Nuestra cocina paisa tuvo su esplendor entre principios y mediados del siglo XX cuando varias mujeres notables publicaron sus notas en obras culinarias invaluables. Crecimos con mamás que apuntaban todo en cuadernos y experimentaban formas para complacer la familia. Recortaban recetas de periódicos y revistas que replicaban en atenciones sociales convirtiéndose en magníficas anfitrionas de visitas, costureros y celebraciones. Conservo las notas de mi mamá: “las papitas ricas de Lucerito”, “el jugo de guayaba y naranja de Clemen”, “el arroz con coco que comimos en Cartagena”, “el cañón con salsa de naranja de Doña Sofía”, “el solomito de la hostería las nieves”, en fin, puedo seguirles la pista a sus amigas, restaurantes y lecturas; pero cada vez que me siento a leerlas, termino de lágrima en ojo, acordándome de sus sabores. Entendemos los sabores por los recuerdos cuando estábamos chiquitos; cada vez que probamos algo nuevo, el cerebro, más inteligente que nosotros, revisa en los cajones de la memoria sensorial y determina qué nos gusta o no, de acuerdo a las experiencias del pasado. Sueño mucho con mi mamá y añoro su comida. El complejo de Edipo inspiró mi camino como cocinero y con los años me convertí en su cocinero favorito, tan linda.

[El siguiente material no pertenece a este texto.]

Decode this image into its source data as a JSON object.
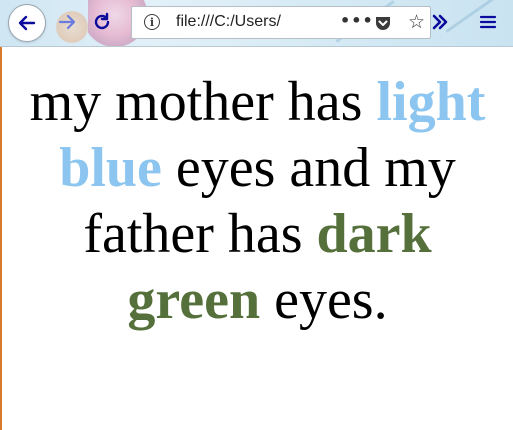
{
  "browser": {
    "url": "file:///C:/Users/"
  },
  "content": {
    "part1": "my mother has ",
    "highlight1": "light blue",
    "part2": " eyes and my father has ",
    "highlight2": "dark green",
    "part3": " eyes.",
    "highlight1_color": "#8cc6f0",
    "highlight2_color": "#55703a"
  },
  "icons": {
    "back": "back-arrow-icon",
    "forward": "forward-arrow-icon",
    "reload": "reload-icon",
    "info": "info-icon",
    "more": "more-icon",
    "pocket": "pocket-icon",
    "bookmark": "star-icon",
    "overflow": "overflow-chevron-icon",
    "menu": "hamburger-menu-icon"
  }
}
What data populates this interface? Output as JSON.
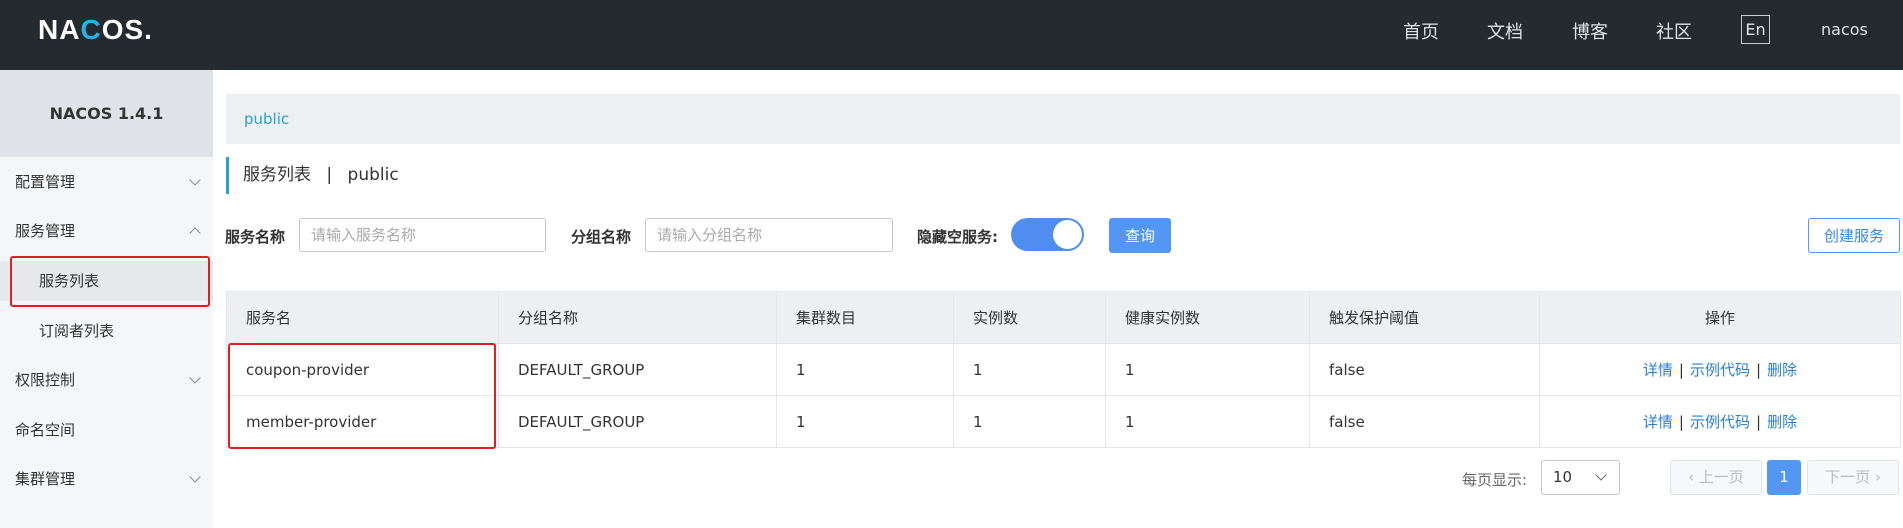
{
  "header": {
    "logo_text_pre": "NA",
    "logo_text_o": "C",
    "logo_text_post": "OS.",
    "nav": [
      "首页",
      "文档",
      "博客",
      "社区"
    ],
    "lang_button": "En",
    "username": "nacos"
  },
  "sidebar": {
    "version": "NACOS 1.4.1",
    "items": [
      {
        "label": "配置管理",
        "expanded": false
      },
      {
        "label": "服务管理",
        "expanded": true
      },
      {
        "label": "服务列表",
        "sub": true,
        "active": true
      },
      {
        "label": "订阅者列表",
        "sub": true
      },
      {
        "label": "权限控制",
        "expanded": false
      },
      {
        "label": "命名空间"
      },
      {
        "label": "集群管理",
        "expanded": false
      }
    ]
  },
  "breadcrumb": "public",
  "page_title": {
    "main": "服务列表",
    "separator": "|",
    "namespace": "public"
  },
  "filters": {
    "service_label": "服务名称",
    "service_placeholder": "请输入服务名称",
    "group_label": "分组名称",
    "group_placeholder": "请输入分组名称",
    "hide_empty_label": "隐藏空服务:",
    "hide_empty_on": true,
    "query_button": "查询",
    "create_button": "创建服务"
  },
  "table": {
    "columns": [
      "服务名",
      "分组名称",
      "集群数目",
      "实例数",
      "健康实例数",
      "触发保护阈值",
      "操作"
    ],
    "rows": [
      {
        "name": "coupon-provider",
        "group": "DEFAULT_GROUP",
        "clusters": "1",
        "instances": "1",
        "healthy": "1",
        "threshold": "false"
      },
      {
        "name": "member-provider",
        "group": "DEFAULT_GROUP",
        "clusters": "1",
        "instances": "1",
        "healthy": "1",
        "threshold": "false"
      }
    ],
    "actions": {
      "detail": "详情",
      "sample": "示例代码",
      "delete": "删除",
      "sep": "|"
    }
  },
  "pagination": {
    "per_page_label": "每页显示:",
    "per_page_value": "10",
    "prev": "上一页",
    "current": "1",
    "next": "下一页"
  },
  "colors": {
    "accent": "#5297f3",
    "header_bg": "#252a2f",
    "highlight_border": "#e02020"
  }
}
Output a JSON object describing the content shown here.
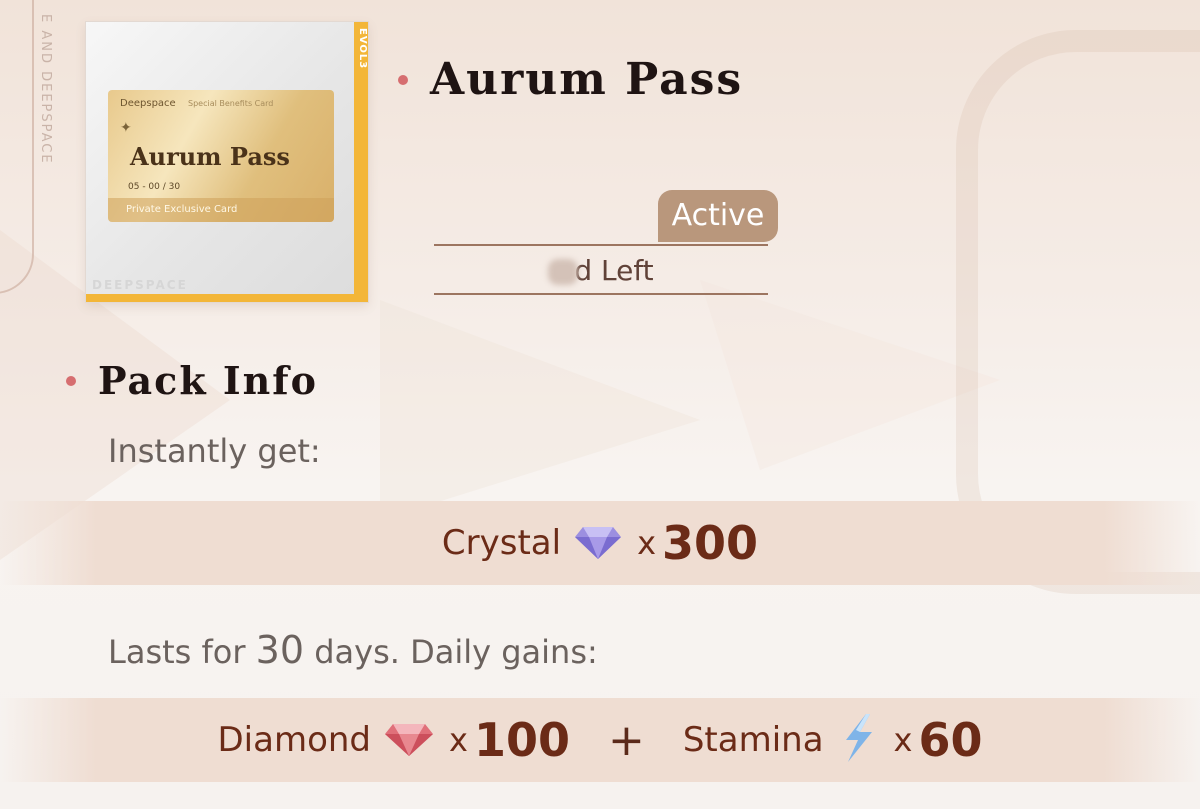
{
  "card": {
    "side_label": "EVOL3",
    "watermark": "DEEPSPACE",
    "brand": "Deepspace",
    "brand_sub": "Special Benefits Card",
    "title": "Aurum Pass",
    "number": "05 - 00 / 30",
    "footer": "Private Exclusive Card"
  },
  "side_text": "E AND DEEPSPACE",
  "pass": {
    "title": "Aurum Pass",
    "status": "Active",
    "remaining_suffix": "d Left"
  },
  "pack": {
    "title": "Pack Info",
    "instant_label": "Instantly get:",
    "instant_rewards": [
      {
        "name": "Crystal",
        "icon": "crystal-icon",
        "x": "x",
        "qty": "300",
        "color": "#9c8fe0"
      }
    ],
    "lasts_prefix": "Lasts for ",
    "lasts_days": "30",
    "lasts_suffix": " days. Daily gains:",
    "daily_rewards": [
      {
        "name": "Diamond",
        "icon": "diamond-icon",
        "x": "x",
        "qty": "100",
        "color": "#e0707a"
      },
      {
        "name": "Stamina",
        "icon": "lightning-icon",
        "x": "x",
        "qty": "60",
        "color": "#7fb4e8"
      }
    ],
    "plus": "+"
  },
  "colors": {
    "accent_dot": "#d66e70",
    "badge": "#b9977c",
    "reward_text": "#6b2b17",
    "card_gold": "#f3b638"
  }
}
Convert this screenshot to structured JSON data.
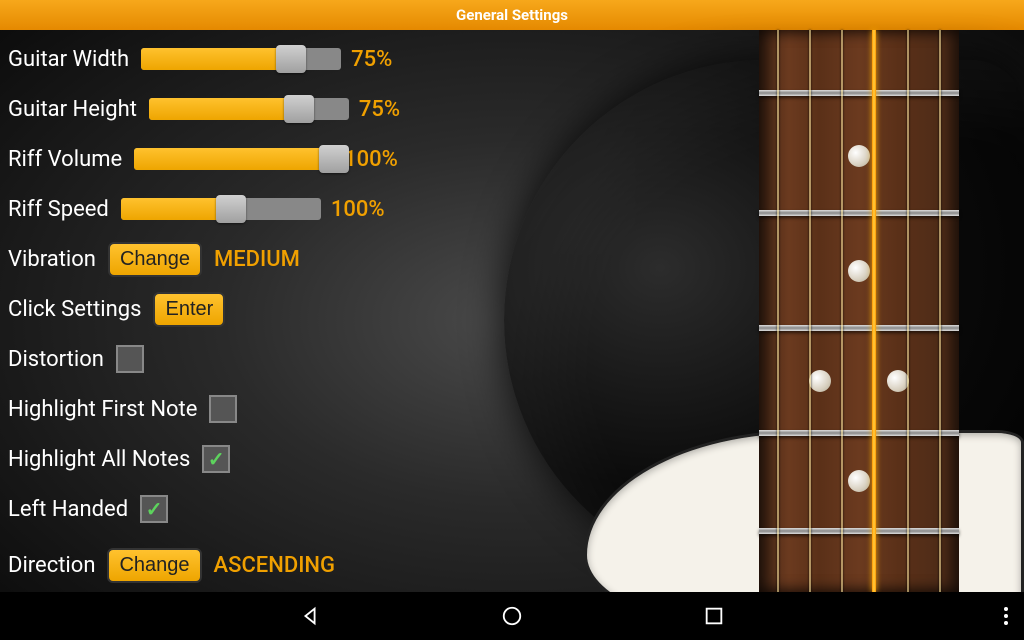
{
  "header": {
    "title": "General Settings"
  },
  "settings": {
    "sliders": [
      {
        "label": "Guitar Width",
        "percent": 75,
        "value_text": "75%"
      },
      {
        "label": "Guitar Height",
        "percent": 75,
        "value_text": "75%"
      },
      {
        "label": "Riff Volume",
        "percent": 100,
        "value_text": "100%"
      },
      {
        "label": "Riff Speed",
        "percent": 55,
        "value_text": "100%"
      }
    ],
    "vibration": {
      "label": "Vibration",
      "button": "Change",
      "value": "MEDIUM"
    },
    "click_settings": {
      "label": "Click Settings",
      "button": "Enter"
    },
    "checkboxes": [
      {
        "label": "Distortion",
        "checked": false
      },
      {
        "label": "Highlight First Note",
        "checked": false
      },
      {
        "label": "Highlight All Notes",
        "checked": true
      },
      {
        "label": "Left Handed",
        "checked": true
      }
    ],
    "direction": {
      "label": "Direction",
      "button": "Change",
      "value": "ASCENDING"
    }
  }
}
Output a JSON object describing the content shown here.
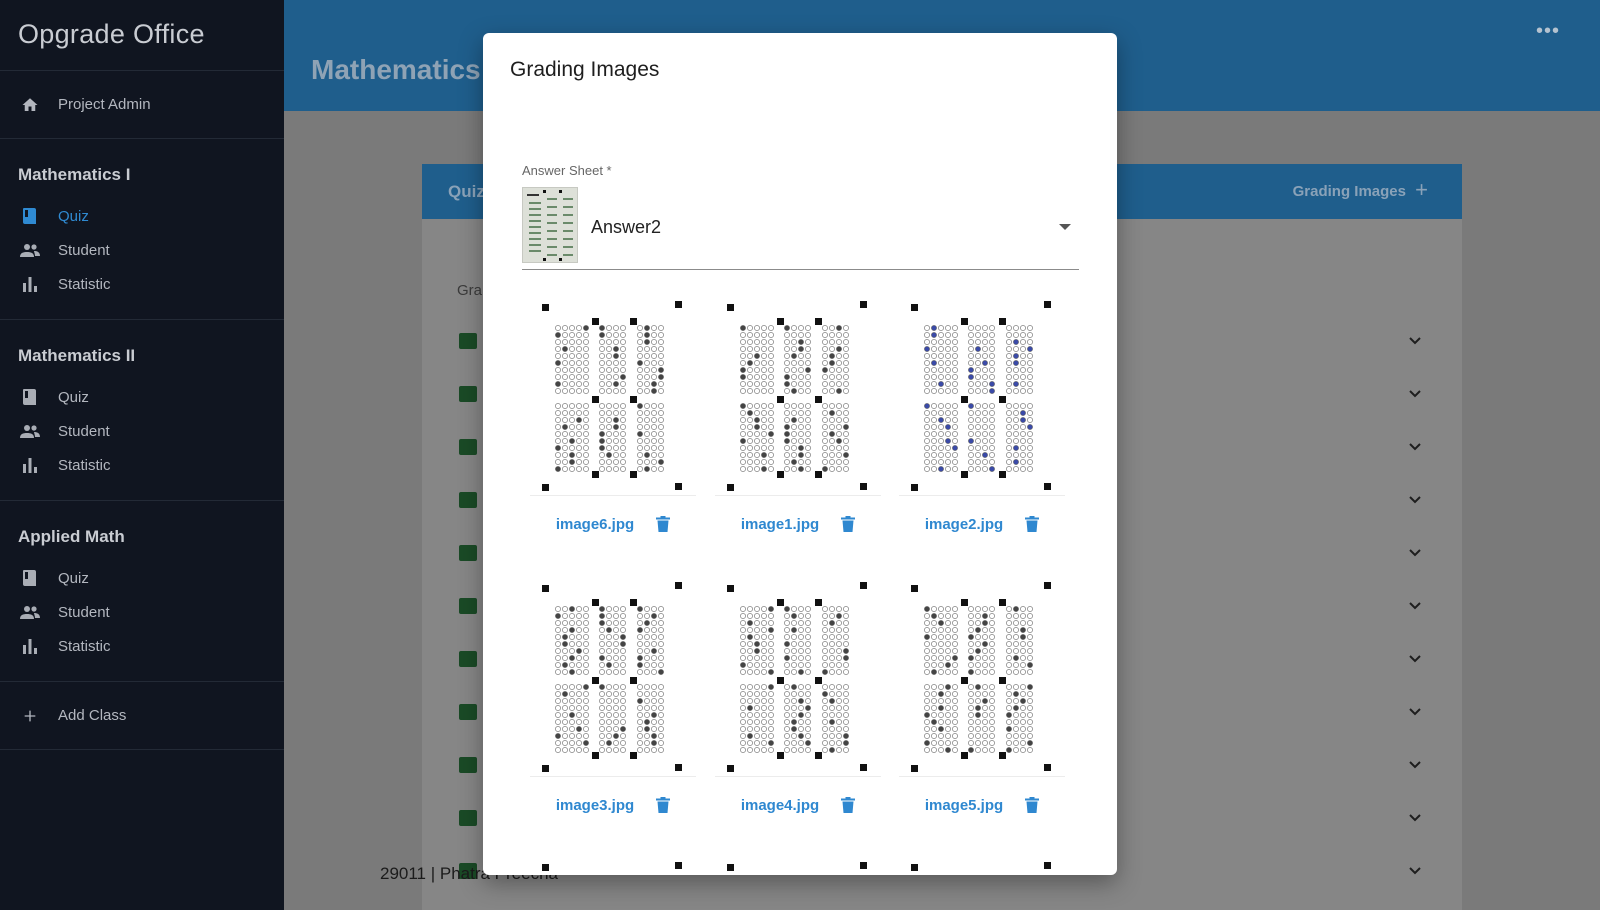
{
  "app": {
    "title": "Opgrade Office"
  },
  "sidebar": {
    "top_item": "Project Admin",
    "sections": [
      {
        "title": "Mathematics I",
        "items": [
          "Quiz",
          "Student",
          "Statistic"
        ],
        "active": 0
      },
      {
        "title": "Mathematics II",
        "items": [
          "Quiz",
          "Student",
          "Statistic"
        ],
        "active": -1
      },
      {
        "title": "Applied Math",
        "items": [
          "Quiz",
          "Student",
          "Statistic"
        ],
        "active": -1
      }
    ],
    "add_class": "Add Class"
  },
  "main": {
    "page_title": "Mathematics",
    "card_tab": "Quiz",
    "card_action": "Grading Images",
    "list_header": "Gra",
    "last_row_text": "29011 | Phatra Preecha"
  },
  "modal": {
    "title": "Grading Images",
    "answer_sheet_label": "Answer Sheet *",
    "answer_sheet_value": "Answer2",
    "images": [
      "image6.jpg",
      "image1.jpg",
      "image2.jpg",
      "image3.jpg",
      "image4.jpg",
      "image5.jpg"
    ]
  },
  "colors": {
    "accent": "#2f88d0",
    "sidebar_bg": "#101520",
    "topbar": "#1f5e8c"
  }
}
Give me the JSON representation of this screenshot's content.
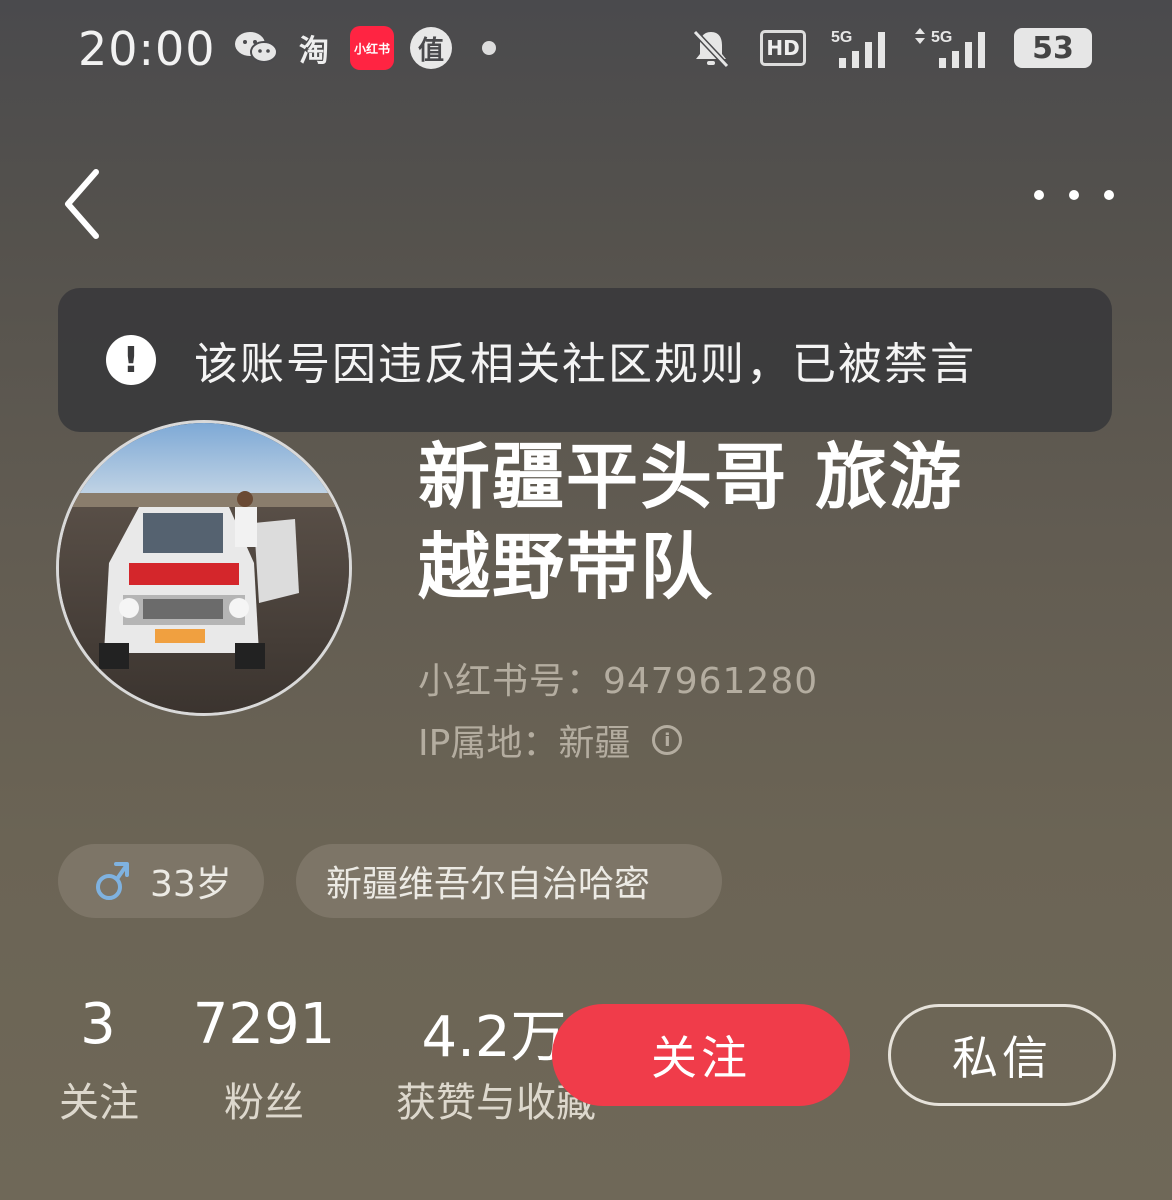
{
  "status_bar": {
    "time": "20:00",
    "taobao_glyph": "淘",
    "xhs_logo": "小红书",
    "zhi_glyph": "值",
    "hd_label": "HD",
    "net1": "5G",
    "net2": "5G",
    "battery": "53",
    "icons": [
      "wechat-icon",
      "taobao-icon",
      "xiaohongshu-icon",
      "zhi-icon",
      "notification-dot",
      "mute-bell-icon",
      "hd-icon",
      "signal-5g-icon",
      "signal-5g-icon",
      "battery-icon"
    ]
  },
  "nav": {
    "back_icon": "chevron-left-icon",
    "more_icon": "more-dots-icon"
  },
  "banner": {
    "icon": "alert-icon",
    "alert_glyph": "!",
    "text": "该账号因违反相关社区规则，已被禁言"
  },
  "profile": {
    "nickname": "新疆平头哥 旅游越野带队",
    "xhs_id": "小红书号：947961280",
    "ip_location": "IP属地：新疆",
    "info_glyph": "i"
  },
  "tags": {
    "age": "33岁",
    "location": "新疆维吾尔自治哈密"
  },
  "stats": {
    "following_count": "3",
    "following_label": "关注",
    "followers_count": "7291",
    "followers_label": "粉丝",
    "likes_count": "4.2万",
    "likes_label": "获赞与收藏"
  },
  "actions": {
    "follow": "关注",
    "message": "私信"
  },
  "colors": {
    "follow_button": "#f03c4a",
    "xhs_brand": "#ff2442"
  }
}
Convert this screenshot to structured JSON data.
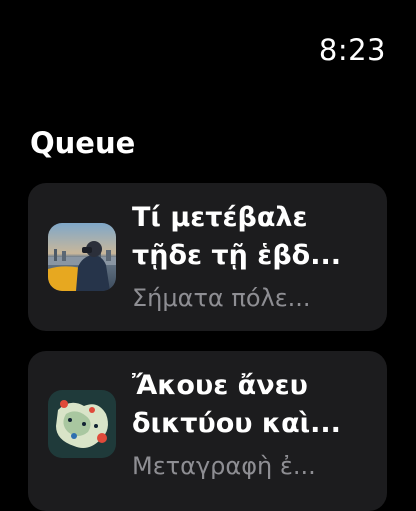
{
  "status": {
    "time": "8:23"
  },
  "header": {
    "title": "Queue"
  },
  "queue": [
    {
      "title_line1": "Τί μετέβαλε",
      "title_line2": "τῇδε τῇ ἑβδ...",
      "subtitle": "Σήματα πόλε...",
      "artwork": "city-person-photo"
    },
    {
      "title_line1": "Ἄκουε ἄνευ",
      "title_line2": "δικτύου καὶ...",
      "subtitle": "Μεταγραφὴ ἐ...",
      "artwork": "abstract-map-art"
    }
  ],
  "colors": {
    "background": "#000000",
    "card": "#1c1c1e",
    "secondary_text": "#8e8e93"
  }
}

De ese gran bagaje cultural aparecieron un montón de términos que se mantienen: una pizca, un tris, sudar el arroz, una pucha, hacer ojitos, etc, pero la tapa del congolo era el estilo literario tan maravilloso y paisa: “compre un solomito de regular tamaño, sazónelo bien rico y áselo hasta que esté listo”. Una lección que nos quedó y no aprendimos porque cada vez se pretende complicar algo tan hermoso y personal como la cocina; pretenden alejarnos de lo fácil.

El paso del siglo XIX al XX nos recibió con el Manual práctico de la cocina para la ciudad y el campo de la Señorita Elisa Hernández, una joya de la culinaria casera colombiana de la que se han hecho varias ediciones.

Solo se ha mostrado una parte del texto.